Laurie Marlow
Project: Optimized Flow Pathways for Monodisperse Nanoparticles of Porous Materials
Supervisors: Anna Slater, Matt Rosseinsky, Kai Hoettges
Industry Partner: Baker Hughes
What inspired you to pursue this project and join the DAMC CDT?
Having completed my MChem with industrial research at the University of Liverpool in 2024, I developed a strong interest in porous materials chemistry that has only grown since entering industry. Working in chemical manufacturing with polymers and micronized silicas, I witnessed first-hand how downstream applications suffer from the non-uniform properties of polydisperse mixtures. Achieving a monodisperse size distribution demands both a deep understanding of the underlying chemistry and precise control of complex, interdependent parameters - a non-trivial challenge, particularly in batch processes at scale.
I chose this project because the work carries broad, far-reaching impact across some of the most pressing challenges in modern chemistry: gas separation, storage and purification, catalysis, sensing, pharmaceuticals, and beyond. Flow chemistry offers a compelling and practical route to achieving the kind of tight parameter control required for consistent particle size, while simultaneously addressing wider industrial concerns around energy efficiency, productivity, safety, sustainability, and process intensification. Combined with the advanced digital skills cultivated through the University of Liverpool's CDT DAMC, this project brings together exactly the capabilities needed to tackle such a formidable challenge.
What is your research project about, and what impact do you hope it will have?
My project uses flow chemistry to optimise the synthesis of porous nanoparticles toward a uniform size distribution. A reliable route to monodisperse nanoparticles would have far-reaching industrial impact: enabling accurate bulk characterisation of material properties; reducing pressure drop and channelling in packed-bed adsorption systems relevant to carbon capture; minimising material waste from sieving; improving process productivity; and ensuring more consistent adsorption and desorption kinetics in catalytic applications. Uniform particle size also reduces the risk of regulatory non-compliance in pharmaceutical manufacturing.

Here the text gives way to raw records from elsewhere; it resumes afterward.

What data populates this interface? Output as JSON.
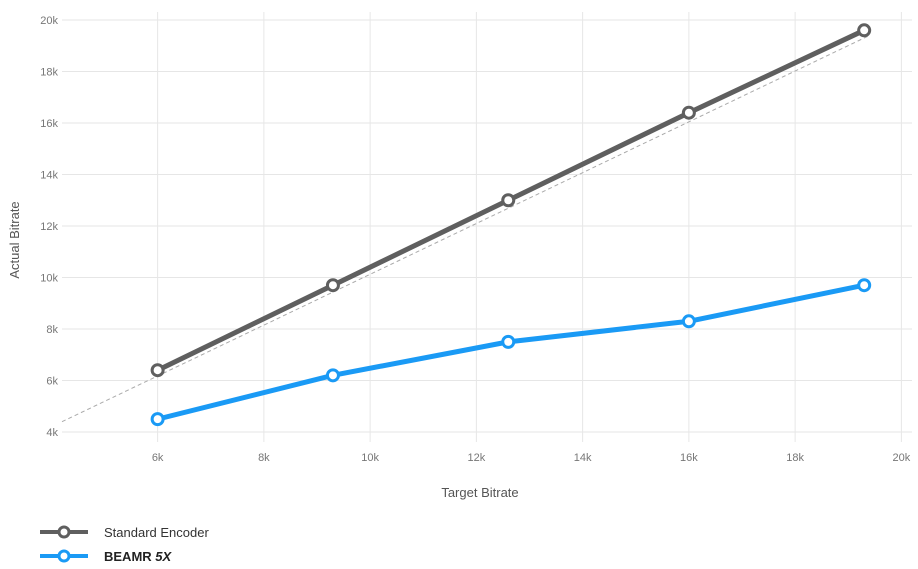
{
  "chart_data": {
    "type": "line",
    "xlabel": "Target Bitrate",
    "ylabel": "Actual Bitrate",
    "xlim": [
      4200,
      20200
    ],
    "ylim": [
      4000,
      20000
    ],
    "x_ticks": [
      6000,
      8000,
      10000,
      12000,
      14000,
      16000,
      18000,
      20000
    ],
    "x_tick_labels": [
      "6k",
      "8k",
      "10k",
      "12k",
      "14k",
      "16k",
      "18k",
      "20k"
    ],
    "y_ticks": [
      4000,
      6000,
      8000,
      10000,
      12000,
      14000,
      16000,
      18000,
      20000
    ],
    "y_tick_labels": [
      "4k",
      "6k",
      "8k",
      "10k",
      "12k",
      "14k",
      "16k",
      "18k",
      "20k"
    ],
    "grid": true,
    "legend_position": "bottom-left",
    "reference_line": {
      "style": "dashed",
      "color": "#aaaaaa",
      "from": [
        4200,
        4400
      ],
      "to": [
        19400,
        19400
      ]
    },
    "series": [
      {
        "name": "Standard Encoder",
        "color": "#5f5f5f",
        "x": [
          6000,
          9300,
          12600,
          16000,
          19300
        ],
        "values": [
          6400,
          9700,
          13000,
          16400,
          19600
        ]
      },
      {
        "name": "BEAMR 5X",
        "color": "#1a9af5",
        "x": [
          6000,
          9300,
          12600,
          16000,
          19300
        ],
        "values": [
          4500,
          6200,
          7500,
          8300,
          9700
        ]
      }
    ]
  },
  "legend": {
    "items": [
      {
        "label": "Standard Encoder",
        "color": "#5f5f5f"
      },
      {
        "label_main": "BEAMR",
        "label_suffix": "5X",
        "color": "#1a9af5"
      }
    ]
  }
}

What has been the most exciting or rewarding part of your PhD journey so far and how does your project benefit from being part of an interdisciplinary CDT?
A highlight of my CDT experience was the AIChemy Robotics Winter School in December, which featured fascinating talks from academic and industry leaders applying optimisation algorithms, machine learning, and AI to chemistry and materials science. The standout moment came during the team project, where we applied a Bayesian optimisation algorithm to a hydrogen evolution reaction, with predictions rationalised by a connected large language model. Despite most of our team having limited prior experience, we placed second - which was an exciting result! The interdisciplinary nature of the CDT has opened the scope of chemistry to access tools and ideas which we would not otherwise have either in industry or during our undergraduate experience.